I think MS has gotten more "academic" in the last 5 years or so: more emphasis on grades, more challenging assignments, more tests, more homework and so on. I am not entirely crazy about this, but many families like it.
Overall, Burgundy is still Burgundy: pleasantly idiosyncratic on a good day; annoying disorganized on a bad day, but basically very friendly and nurturing.
Anonymous wrote:Yes. Things settled down. They brought in several new teachers and staff, as well as a new MS head and a new learning support specialist. I was very nervous at the beginning of the year, and I do think the first month of school was a little bumpy, but now that everyone has settled in things seem to be fine.
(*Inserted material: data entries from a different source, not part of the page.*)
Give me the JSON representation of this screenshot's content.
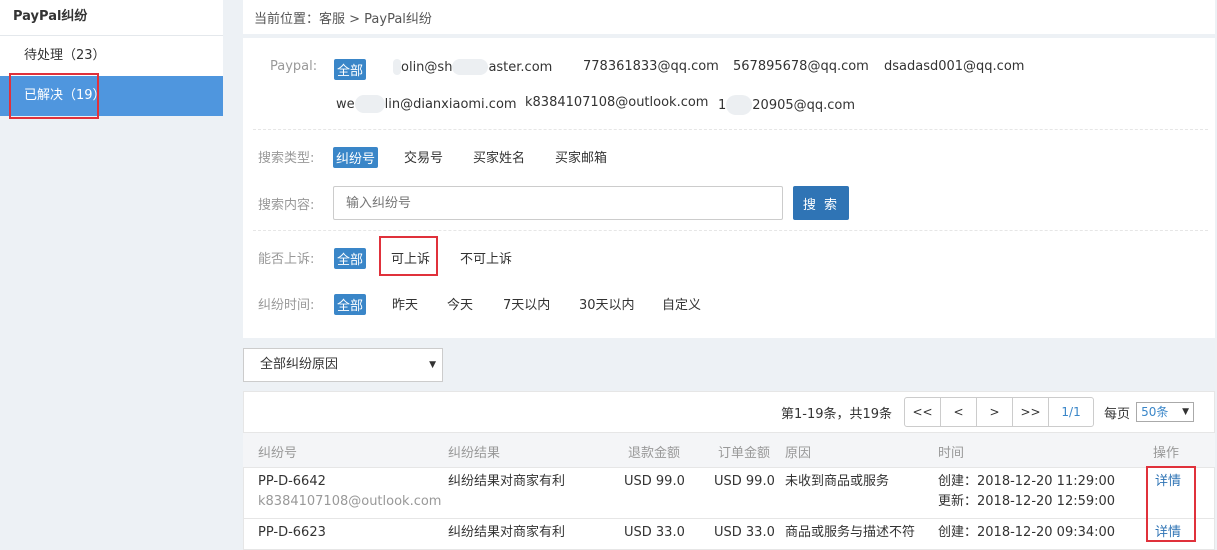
{
  "sidebar": {
    "title": "PayPal纠纷",
    "items": [
      {
        "label": "待处理（23）",
        "active": false
      },
      {
        "label": "已解决（19）",
        "active": true
      }
    ]
  },
  "breadcrumb": "当前位置：客服 > PayPal纠纷",
  "paypal": {
    "label": "Paypal:",
    "all": "全部",
    "accounts": [
      "olin@sh",
      "aster.com",
      "778361833@qq.com",
      "567895678@qq.com",
      "dsadasd001@qq.com",
      "we",
      "lin@dianxiaomi.com",
      "k8384107108@outlook.com",
      "1",
      "20905@qq.com"
    ]
  },
  "search_type": {
    "label": "搜索类型:",
    "options": [
      "纠纷号",
      "交易号",
      "买家姓名",
      "买家邮箱"
    ]
  },
  "search": {
    "label": "搜索内容:",
    "placeholder": "输入纠纷号",
    "button": "搜 索"
  },
  "appeal": {
    "label": "能否上诉:",
    "options": [
      "全部",
      "可上诉",
      "不可上诉"
    ]
  },
  "time": {
    "label": "纠纷时间:",
    "options": [
      "全部",
      "昨天",
      "今天",
      "7天以内",
      "30天以内",
      "自定义"
    ]
  },
  "reason_select": {
    "value": "全部纠纷原因",
    "caret": "▼"
  },
  "pagination": {
    "summary": "第1-19条，共19条",
    "first": "<<",
    "prev": "<",
    "next": ">",
    "last": ">>",
    "current": "1/1",
    "per_page_label": "每页",
    "per_page_value": "50条",
    "caret": "▼"
  },
  "table": {
    "headers": [
      "纠纷号",
      "纠纷结果",
      "退款金额",
      "订单金额",
      "原因",
      "时间",
      "操作"
    ],
    "rows": [
      {
        "id": "PP-D-6642",
        "email": "k8384107108@outlook.com",
        "result": "纠纷结果对商家有利",
        "refund": "USD 99.0",
        "order": "USD 99.0",
        "reason": "未收到商品或服务",
        "created": "创建：2018-12-20 11:29:00",
        "updated": "更新：2018-12-20 12:59:00",
        "action": "详情"
      },
      {
        "id": "PP-D-6623",
        "email": "",
        "result": "纠纷结果对商家有利",
        "refund": "USD 33.0",
        "order": "USD 33.0",
        "reason": "商品或服务与描述不符",
        "created": "创建：2018-12-20 09:34:00",
        "updated": "",
        "action": "详情"
      }
    ]
  },
  "colors": {
    "accent": "#4f96de",
    "selected": "#3a86c8",
    "button": "#2f74b5",
    "highlight": "#e0313b"
  }
}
I don't know the new MS head well but the new teachers all seem great, and I have been impressed by the new learning specialist, too.
I think MS has gotten more "academic" in the last 5 years or so: more emphasis on grades, more challenging assignments, more tests, more homework and so on. I am not entirely crazy about this, but many families like it.
Overall, Burgundy is still Burgundy: pleasantly idiosyncratic on a good day; annoying disorganized on a bad day, but basically very friendly and nurturing.
Anonymous wrote:Anonymous wrote:Hey, the reason people pick public schools coming out of Burgundy is because they are hard core Dems. Private Highschool for the most part is the home of the conservative Right, at least in the DMV... No Quaker schools... So those that are Dems will opt to send their Burgundy kids to public, where they tend to dominate academically and exceed socially...
True spoken words of one who has never been anywhere near a private school.
Anonymous wrote:Hey, the reason people pick public schools coming out of Burgundy is because they are hard core Dems. Private Highschool for the most part is the home of the conservative Right, at least in the DMV... No Quaker schools... So those that are Dems will opt to send their Burgundy kids to public, where they tend to dominate academically and exceed socially...
Anonymous wrote:Anonymous wrote:Hey, the reason people pick public schools coming out of Burgundy is because they are hard core Dems. Private Highschool for the most part is the home of the conservative Right, at least in the DMV... No Quaker schools... So those that are Dems will opt to send their Burgundy kids to public, where they tend to dominate academically and exceed socially...
Not from what I saw, and I'm no Burgundy fan. Some private HS in the area really aren't terribly leftie. Beyond that, a number of the Burgundy kids did extremely well in public high schools. But looked to me like many simply flopped, wound up in alternative programs, weren't college-bound (or at least traditional college-bound), etc. I think it can be difficult to categorize Burgundy purely by politics; the entire program seemed to be such an alternative program, so completely alien to anything educational, that the results always seemed to me to be disuniform and very much hit-or-miss. I remember one year when a good 1/5 of the graduating class was revealed to have not enrolled in college, or enrolled only at two-year programs, or taken gap years with no pre-granted admission reported anywhere.